Extract data with Content Understanding in Azure AI Foundry portal
Azure AI Content Understanding (preview) uses generative AI to process content of many types (documents, images, videos, and audio) into a user-defined output format.
In this exercise, you will use Azure AI Content Understanding in Azure AI Foundry portal, Microsoft’s platform for creating intelligent applications, to recognize data from invoices.
This exercise takes approximately 25 minutes.
Create an Azure AI Foundry project and content understanding task
-
In a web browser, open the Azure AI Foundry portal at
https://ai.azure.com
and sign in using your Azure credentials. Close any tips or quick start panes that are opened the first time you sign in, and if necessary use the Azure AI Foundry logo at the top left to navigate to the home page, which looks similar to the following image (close the Help pane if it’s open): -
In a new browser window, open the Azure AI services exploration page.
-
On the AI Services page, select the Try Content Understanding tile.
-
Select Select or create a project to start.
-
Select + Create a project.
-
In the wizard, enter a valid name for your project.

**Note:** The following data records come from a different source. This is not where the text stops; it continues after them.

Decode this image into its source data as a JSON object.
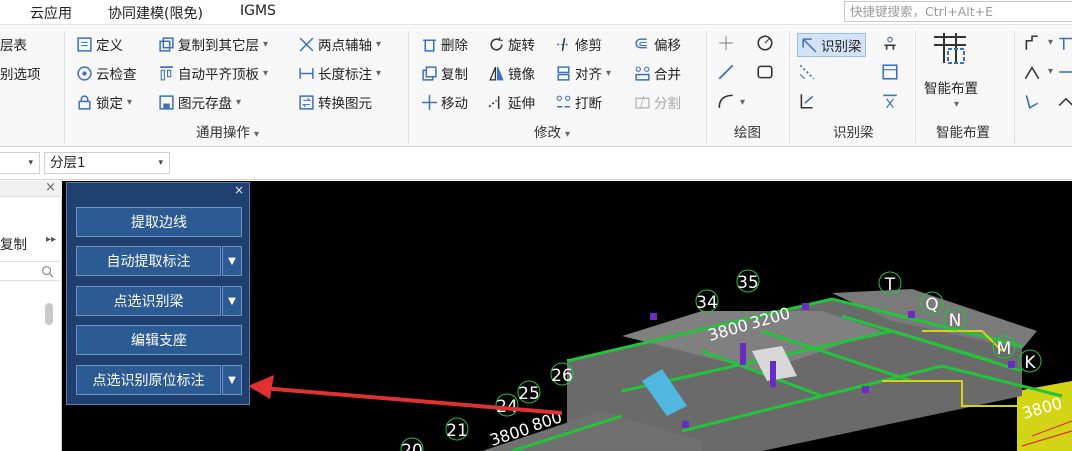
{
  "menubar": {
    "items": [
      "云应用",
      "协同建模(限免)",
      "IGMS"
    ],
    "search_placeholder": "快捷键搜索，Ctrl+Alt+E"
  },
  "ribbon": {
    "left_partial": [
      "层表",
      "别选项"
    ],
    "common_ops": {
      "label": "通用操作",
      "buttons": [
        "定义",
        "复制到其它层",
        "两点辅轴",
        "云检查",
        "自动平齐顶板",
        "长度标注",
        "锁定",
        "图元存盘",
        "转换图元"
      ]
    },
    "modify": {
      "label": "修改",
      "buttons": [
        "删除",
        "旋转",
        "修剪",
        "偏移",
        "复制",
        "镜像",
        "对齐",
        "合并",
        "移动",
        "延伸",
        "打断",
        "分割"
      ]
    },
    "draw": {
      "label": "绘图"
    },
    "identify_beam": {
      "label": "识别梁",
      "button": "识别梁"
    },
    "smart_layout": {
      "label": "智能布置",
      "button": "智能布置"
    }
  },
  "selectors": {
    "layer": "分层1"
  },
  "left_panel": {
    "copy_label": "复制"
  },
  "float_panel": {
    "buttons": [
      "提取边线",
      "自动提取标注",
      "点选识别梁",
      "编辑支座",
      "点选识别原位标注"
    ]
  },
  "canvas": {
    "axis_labels": [
      "35",
      "34",
      "T",
      "Q",
      "N",
      "M",
      "K",
      "26",
      "25",
      "24",
      "21",
      "20"
    ],
    "dimension_labels": [
      "3800",
      "3200",
      "3800",
      "800",
      "3800"
    ]
  },
  "colors": {
    "panel_bg": "#1f3f6e",
    "panel_button": "#2c5a93",
    "arrow": "#e03030",
    "beam_green": "#22c43a",
    "wall_yellow": "#d4d417",
    "column_purple": "#6a2cc4"
  }
}
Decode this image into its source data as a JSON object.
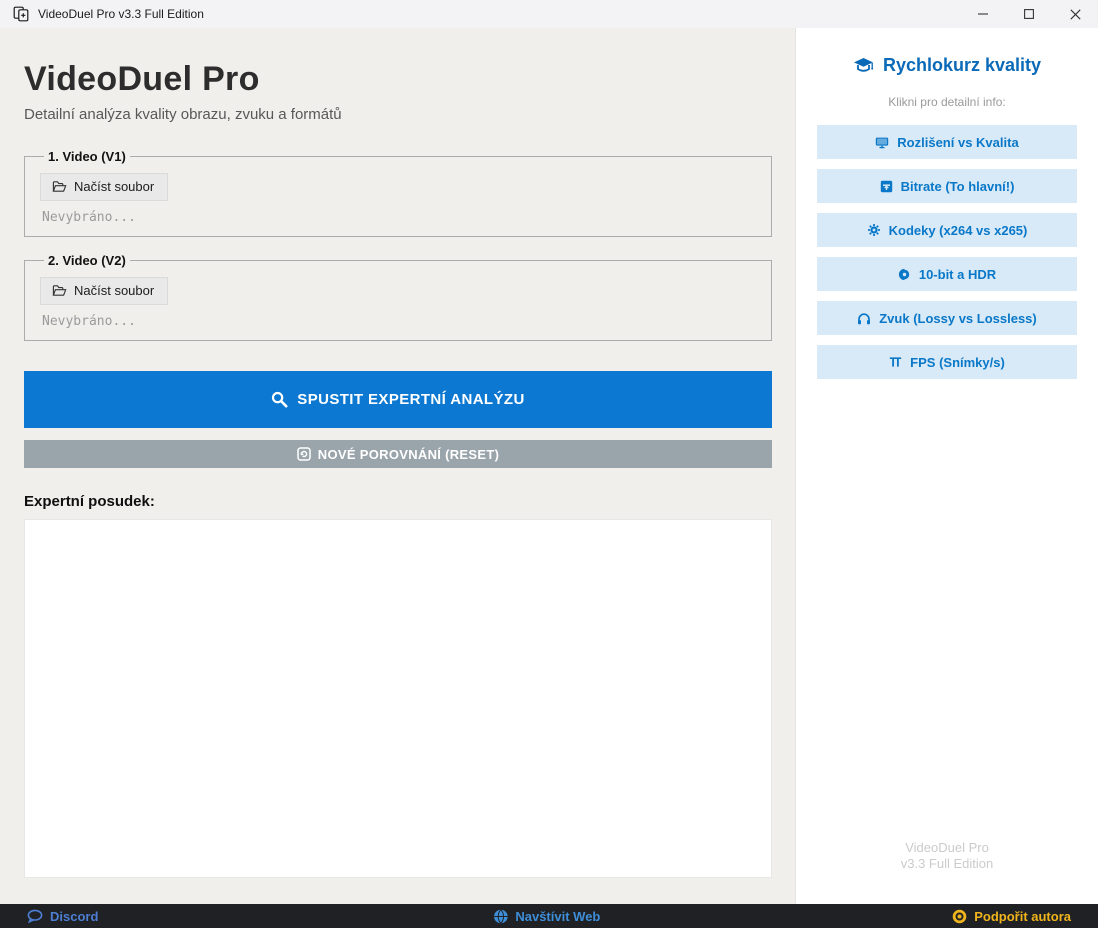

- Select Advanced options and specify the following settings:
- Azure AI Foundry resource: Keep the default name
- Subscription: Your Azure subscription
- Resource group: Create or select a resource group
- Region: Select one of the following locations:
- West US
- Sweden Central
- Australia East
-
Select Create and review your configuration. Wait for the set up process to complete.
Note: If you receive a permissions error, select the Fix it button to add the appropriate permissions to continue.
- When your project is created, you will be brought by default to the content understanding task creation window. Use the following settings to create a content understanding task:
- Task name:
contoso-invoice
- Description:
An invoice analysis task
- Advanced settings: keep the default
- Task name:
- Select Create, then wait for your task to be created.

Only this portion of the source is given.